A book titled The Bible Code introduced the topic of equidistant letter sequences (ELS), described below, for finding words “hidden” in text. That book referenced the Hebrew Bible, but prompts a question about finding any given word in any, say, English-language text.
For simplicity, and to better match the Hebrew, spaces and punctuation are removed. A particular text that I have in mind, thus crunched, has 284,939 characters remaining (letters and digits). How many times would you expect to find the word FLOOBLE as an equidistant letter sequence in the text? Ignore case. The word can start at any of the 284,939 characters and proceed by skipping any constant number of letters forward or backward. So, for example, if the 11,000th character were an F and the 10,000th an L, and the 9,000th an O, etc. that would be one occurrence. Of course we don’t expect always to find such decimally round spacings. The question again, How many do we expect to find?

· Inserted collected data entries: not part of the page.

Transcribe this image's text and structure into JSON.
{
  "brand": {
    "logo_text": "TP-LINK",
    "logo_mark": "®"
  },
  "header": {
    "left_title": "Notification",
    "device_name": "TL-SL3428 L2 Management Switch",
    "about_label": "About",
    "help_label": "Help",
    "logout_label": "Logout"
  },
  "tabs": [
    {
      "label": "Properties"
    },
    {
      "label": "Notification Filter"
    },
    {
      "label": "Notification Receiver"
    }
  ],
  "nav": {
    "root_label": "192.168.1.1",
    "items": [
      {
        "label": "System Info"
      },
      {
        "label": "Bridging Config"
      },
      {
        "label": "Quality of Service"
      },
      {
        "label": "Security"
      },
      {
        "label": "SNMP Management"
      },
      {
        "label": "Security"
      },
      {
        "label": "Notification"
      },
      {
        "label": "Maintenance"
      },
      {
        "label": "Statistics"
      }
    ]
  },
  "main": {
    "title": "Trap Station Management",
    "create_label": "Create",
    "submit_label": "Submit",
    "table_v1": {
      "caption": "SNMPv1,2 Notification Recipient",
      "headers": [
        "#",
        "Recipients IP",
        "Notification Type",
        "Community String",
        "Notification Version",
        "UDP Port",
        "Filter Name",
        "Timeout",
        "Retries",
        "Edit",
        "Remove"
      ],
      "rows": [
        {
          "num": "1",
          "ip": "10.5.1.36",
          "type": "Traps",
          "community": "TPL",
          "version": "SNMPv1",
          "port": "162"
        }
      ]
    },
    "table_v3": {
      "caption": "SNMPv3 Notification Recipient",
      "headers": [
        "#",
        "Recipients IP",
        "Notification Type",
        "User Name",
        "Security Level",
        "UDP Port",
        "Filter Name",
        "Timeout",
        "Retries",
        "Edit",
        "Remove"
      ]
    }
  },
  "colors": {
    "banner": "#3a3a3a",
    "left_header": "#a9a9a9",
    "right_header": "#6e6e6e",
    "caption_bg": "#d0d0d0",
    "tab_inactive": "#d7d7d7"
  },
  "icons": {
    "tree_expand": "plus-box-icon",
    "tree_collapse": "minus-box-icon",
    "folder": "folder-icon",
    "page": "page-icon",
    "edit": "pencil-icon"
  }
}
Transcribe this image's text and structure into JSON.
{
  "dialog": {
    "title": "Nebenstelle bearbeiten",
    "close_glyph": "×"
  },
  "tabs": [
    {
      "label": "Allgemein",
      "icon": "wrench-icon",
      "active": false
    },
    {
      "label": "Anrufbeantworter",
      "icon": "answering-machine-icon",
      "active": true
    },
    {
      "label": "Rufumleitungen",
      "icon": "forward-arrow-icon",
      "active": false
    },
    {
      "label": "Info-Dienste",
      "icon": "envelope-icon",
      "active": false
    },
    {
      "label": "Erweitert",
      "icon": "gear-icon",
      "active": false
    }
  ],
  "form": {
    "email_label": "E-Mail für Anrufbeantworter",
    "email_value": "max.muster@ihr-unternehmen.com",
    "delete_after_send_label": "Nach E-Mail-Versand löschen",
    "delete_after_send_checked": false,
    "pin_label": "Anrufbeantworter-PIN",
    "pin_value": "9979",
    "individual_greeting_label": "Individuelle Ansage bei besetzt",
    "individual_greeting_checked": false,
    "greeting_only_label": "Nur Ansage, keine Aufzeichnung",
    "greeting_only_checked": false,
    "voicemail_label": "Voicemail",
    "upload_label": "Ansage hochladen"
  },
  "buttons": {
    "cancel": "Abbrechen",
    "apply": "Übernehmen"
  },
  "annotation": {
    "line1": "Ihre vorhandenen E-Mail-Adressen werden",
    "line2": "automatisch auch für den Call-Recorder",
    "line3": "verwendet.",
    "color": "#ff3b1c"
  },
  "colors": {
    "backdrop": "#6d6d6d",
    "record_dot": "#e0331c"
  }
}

The absolute and relative frequencies of the relevant letters in the text are:
B 4771 0.016744
E 36232 0.127157
F 7167 0.025153
L 9563 0.033562
O 22486 0.078915
that is, for each letter is shown the number of occurrences in the text and that number divided by the total of characters in the text.
As Charlie has stated, the large number of "trials" involved in this situation allows us to assume that the trials are independant. Consider that to calculate this probibility without the assumption of independance would require the compilation of all possible 284939 character text strings which contain the correct frequencies of the relevant letters, counting the occurances within each, summing these values and then dividing by 284939. The time required for a solution to this problem is probably prohibitive in this forum.
Now as a side note - I'd like to thank Charlie for having the same problem grasping the meaning of the mathematical term "expected" as I do. I maintain that you can't expect a discreet event from happening a non-discreet amount of times (i.e. you'd not expect 5.08 occurances of "flooble").
P.S. am I spelling probibility correctly?